Sarcoidosis is a granulomatous disease of unknown etiology that affects the lungs in 90% of patients resulting in significant morbidity and mortality. The disease has variable outcomes including persistent and/or progressive and remitting disease, and there are no reliable or validated clinical tools available to predict these outcomes. The goal of this study is it investigate changes in bronchoalveolar lavage (BAL) CD4+ T cell phenotype and specific T cell lineage gene expression prospectively to understand the role of Th17.1 and Treg cells with disease course. We will expand upon our novel findings that the most prevalent T effector cell in sarcoidosis lung lavage are Th17.1 cells, capable of significant interferon? (IFN?) production (and may be a source of additional mediators yet undefined). We also found that the abundance of Th17.1 cells were inversely proportional to Treg cells, so that the highest frequencies of Th17.1 and the lowest frequencies of Treg cells were found in patients with advanced disease. Our hypothesis is that the dynamic relationship of multiple T cell effector lineages (Th1, Th17, Th17.1, Treg cells) affects the variable pathobiology and outcomes in sarcoidosis. We hypothesize that sarcoidosis subjects with remitting disease have a decrease in BAL Th17.1 cells and increase in Treg cells over time. This is accompanied by dynamic changes in the transcriptional signatures of the T cell lineages, which regulate their activity and plasticity. Using a longitudinal bronchoscopy study design that has not been undertaken in sarcoidosis, we will prospectively enroll recently diagnosed sarcoidosis subjects and sample BAL cells at two time-points to address our aims.
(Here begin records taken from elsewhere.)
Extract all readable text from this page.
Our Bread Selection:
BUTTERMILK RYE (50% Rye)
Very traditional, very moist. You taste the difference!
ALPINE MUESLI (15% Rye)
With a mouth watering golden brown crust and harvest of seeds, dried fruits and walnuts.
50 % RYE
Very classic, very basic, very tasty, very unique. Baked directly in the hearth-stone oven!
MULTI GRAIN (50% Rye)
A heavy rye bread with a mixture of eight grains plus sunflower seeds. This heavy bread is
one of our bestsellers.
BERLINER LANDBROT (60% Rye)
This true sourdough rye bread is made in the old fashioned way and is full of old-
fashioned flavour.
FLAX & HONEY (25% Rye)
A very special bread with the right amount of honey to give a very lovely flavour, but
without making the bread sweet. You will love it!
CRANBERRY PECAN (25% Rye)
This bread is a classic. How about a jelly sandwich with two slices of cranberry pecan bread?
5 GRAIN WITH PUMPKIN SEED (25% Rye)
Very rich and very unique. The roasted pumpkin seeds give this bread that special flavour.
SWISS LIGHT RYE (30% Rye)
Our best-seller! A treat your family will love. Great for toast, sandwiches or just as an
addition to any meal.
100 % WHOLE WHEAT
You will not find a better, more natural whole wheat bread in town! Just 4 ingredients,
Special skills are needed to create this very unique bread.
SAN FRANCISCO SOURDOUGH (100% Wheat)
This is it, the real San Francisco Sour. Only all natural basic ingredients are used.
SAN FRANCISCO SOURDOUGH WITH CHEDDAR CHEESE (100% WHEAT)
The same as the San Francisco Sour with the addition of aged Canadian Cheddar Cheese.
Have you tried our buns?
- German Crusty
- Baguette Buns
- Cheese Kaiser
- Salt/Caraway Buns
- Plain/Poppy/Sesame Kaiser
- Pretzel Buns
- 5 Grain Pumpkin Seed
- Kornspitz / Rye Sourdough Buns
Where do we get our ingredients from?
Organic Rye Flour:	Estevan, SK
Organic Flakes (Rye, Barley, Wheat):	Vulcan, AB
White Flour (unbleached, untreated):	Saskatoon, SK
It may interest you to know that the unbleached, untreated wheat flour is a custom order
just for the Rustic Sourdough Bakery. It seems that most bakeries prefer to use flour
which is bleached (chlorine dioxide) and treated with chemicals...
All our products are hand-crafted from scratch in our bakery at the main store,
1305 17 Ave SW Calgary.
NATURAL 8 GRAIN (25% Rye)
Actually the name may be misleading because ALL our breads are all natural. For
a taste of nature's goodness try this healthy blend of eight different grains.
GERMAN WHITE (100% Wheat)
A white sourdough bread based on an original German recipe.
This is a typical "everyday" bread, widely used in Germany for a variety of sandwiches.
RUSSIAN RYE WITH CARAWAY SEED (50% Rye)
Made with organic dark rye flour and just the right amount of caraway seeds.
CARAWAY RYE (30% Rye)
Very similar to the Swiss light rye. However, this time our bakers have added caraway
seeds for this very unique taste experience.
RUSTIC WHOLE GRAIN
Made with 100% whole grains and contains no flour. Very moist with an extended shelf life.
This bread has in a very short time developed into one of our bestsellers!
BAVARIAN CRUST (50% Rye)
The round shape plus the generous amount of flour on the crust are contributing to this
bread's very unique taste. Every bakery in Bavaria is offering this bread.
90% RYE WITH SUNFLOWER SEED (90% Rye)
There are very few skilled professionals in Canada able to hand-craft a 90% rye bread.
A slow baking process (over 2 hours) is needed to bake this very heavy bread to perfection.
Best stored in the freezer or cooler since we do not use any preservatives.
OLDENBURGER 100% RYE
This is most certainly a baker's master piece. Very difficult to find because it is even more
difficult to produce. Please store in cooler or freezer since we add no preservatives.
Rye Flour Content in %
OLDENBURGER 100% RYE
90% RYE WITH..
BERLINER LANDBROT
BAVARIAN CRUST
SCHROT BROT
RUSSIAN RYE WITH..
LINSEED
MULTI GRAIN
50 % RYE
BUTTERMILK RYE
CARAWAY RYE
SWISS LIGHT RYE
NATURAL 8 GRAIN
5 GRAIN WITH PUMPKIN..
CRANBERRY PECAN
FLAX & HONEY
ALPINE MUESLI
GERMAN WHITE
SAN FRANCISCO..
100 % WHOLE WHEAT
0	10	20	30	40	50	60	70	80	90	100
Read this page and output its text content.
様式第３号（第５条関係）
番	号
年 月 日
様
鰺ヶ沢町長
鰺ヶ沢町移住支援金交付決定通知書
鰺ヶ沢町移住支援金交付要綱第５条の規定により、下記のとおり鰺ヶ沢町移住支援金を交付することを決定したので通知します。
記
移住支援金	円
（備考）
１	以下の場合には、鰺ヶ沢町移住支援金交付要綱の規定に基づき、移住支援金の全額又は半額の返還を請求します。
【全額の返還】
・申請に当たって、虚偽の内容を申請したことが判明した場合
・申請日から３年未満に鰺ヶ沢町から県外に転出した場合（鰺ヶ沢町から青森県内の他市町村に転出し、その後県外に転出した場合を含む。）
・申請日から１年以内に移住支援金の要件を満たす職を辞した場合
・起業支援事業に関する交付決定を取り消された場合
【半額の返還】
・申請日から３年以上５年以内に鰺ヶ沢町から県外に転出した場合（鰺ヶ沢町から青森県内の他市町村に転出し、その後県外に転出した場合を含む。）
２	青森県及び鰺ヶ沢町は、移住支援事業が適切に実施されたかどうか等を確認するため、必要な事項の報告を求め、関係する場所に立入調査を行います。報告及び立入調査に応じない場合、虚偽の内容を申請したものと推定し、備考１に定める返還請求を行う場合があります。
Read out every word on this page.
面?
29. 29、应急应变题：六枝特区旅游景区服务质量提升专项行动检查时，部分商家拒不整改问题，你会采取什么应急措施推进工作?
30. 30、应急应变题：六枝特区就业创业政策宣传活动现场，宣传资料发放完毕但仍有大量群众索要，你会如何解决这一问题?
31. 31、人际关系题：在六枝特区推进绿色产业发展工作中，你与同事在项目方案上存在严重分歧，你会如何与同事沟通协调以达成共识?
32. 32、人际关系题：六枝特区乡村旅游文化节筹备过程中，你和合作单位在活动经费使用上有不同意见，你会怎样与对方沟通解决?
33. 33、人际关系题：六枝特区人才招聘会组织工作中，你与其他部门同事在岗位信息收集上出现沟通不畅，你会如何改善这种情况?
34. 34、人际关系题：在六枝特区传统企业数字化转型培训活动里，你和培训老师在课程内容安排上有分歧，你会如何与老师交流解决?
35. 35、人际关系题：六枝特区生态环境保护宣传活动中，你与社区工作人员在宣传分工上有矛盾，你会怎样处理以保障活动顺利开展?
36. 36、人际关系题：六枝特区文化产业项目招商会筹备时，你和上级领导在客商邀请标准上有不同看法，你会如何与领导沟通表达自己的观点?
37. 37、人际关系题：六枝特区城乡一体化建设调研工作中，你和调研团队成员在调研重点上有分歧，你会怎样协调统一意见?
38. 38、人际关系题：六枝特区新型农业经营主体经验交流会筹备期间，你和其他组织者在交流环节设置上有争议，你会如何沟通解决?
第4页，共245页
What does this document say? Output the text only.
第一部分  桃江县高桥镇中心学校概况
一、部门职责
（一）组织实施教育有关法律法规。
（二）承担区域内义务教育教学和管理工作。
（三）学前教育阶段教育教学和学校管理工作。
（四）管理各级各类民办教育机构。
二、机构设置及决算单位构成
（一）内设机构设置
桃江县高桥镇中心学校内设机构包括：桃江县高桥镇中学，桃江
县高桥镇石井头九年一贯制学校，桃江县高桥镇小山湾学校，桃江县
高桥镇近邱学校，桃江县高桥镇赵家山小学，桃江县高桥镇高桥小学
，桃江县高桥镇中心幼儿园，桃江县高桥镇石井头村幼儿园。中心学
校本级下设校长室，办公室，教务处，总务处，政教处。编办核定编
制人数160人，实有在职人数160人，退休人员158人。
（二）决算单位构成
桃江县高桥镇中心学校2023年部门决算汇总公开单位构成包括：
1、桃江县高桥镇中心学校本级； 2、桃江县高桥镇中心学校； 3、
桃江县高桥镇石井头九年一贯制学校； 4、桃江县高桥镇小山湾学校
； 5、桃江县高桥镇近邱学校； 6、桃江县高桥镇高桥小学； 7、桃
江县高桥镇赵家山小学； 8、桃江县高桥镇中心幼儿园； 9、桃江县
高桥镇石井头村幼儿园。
Aim 1 will examine T cell lineage diversity changes during sarcoidosis pathogenesis longitudinally in subjects with progressive vs. remitting disease. In paired lung and blood samples, we will use multi-parameter flow cytometry analysis to compare the frequencies of Th1, Th17, Th17.1, and Treg cells with clinical course (PFTs, chest x-ray, organ involvement).
In Aim 2, we will analyze alterations of T cell lineage activity during sarcoidosis pathogenesis via genome wide transcriptional profiles of isolated Treg, Th17, Th17.1 and Th1 cells using low-input RNA- sequencing. Flow sorted lung T cell populations will be used for low-input RNA-seq to compare longitudinal changes to transcriptional signatures between T lineages cells with clinical course. Next, paired total lung and blood RNA-seq analysis will be compared to identify overlapping signatures, which correlate with disease outcomes.
In aim 3, we will construct computational tools from T cell lineage diversity and gene expression data to define and/or predict sarcoidosis endotypes using bioinformatic deconvolution and biostatistical methods. The coupling of clinical, genomic and bioinformatic analysis will identify cellular and transcriptional patterns that can be used to define novel sarcoidosis endotypes. These endotypes may impact future therapeutic trials targeting specific cells in the immune response to achieve disease remission.
Sarcoidosis is a rare disease of unknown cause that results in significant morbidity and mortality. The reason why some individuals develop progressive disease and others have stable or inactive disease is not well understood. Sarcoidosis in an immune related disease and recent discoveries have identified novel immune cells in sarcoidosis. How these immune cells cause worsening disease in sarcoidosis over time is unknown. This proposal will define the role of these immune cells in sarcoidosis and how these cells might function to cause the inflammation in the lungs. A better understanding of the role of these novel cells and the pathways that control them will enable us to modulate the immune system towards disease resolution and potentially identify markers of progressive vs non-progressive disease.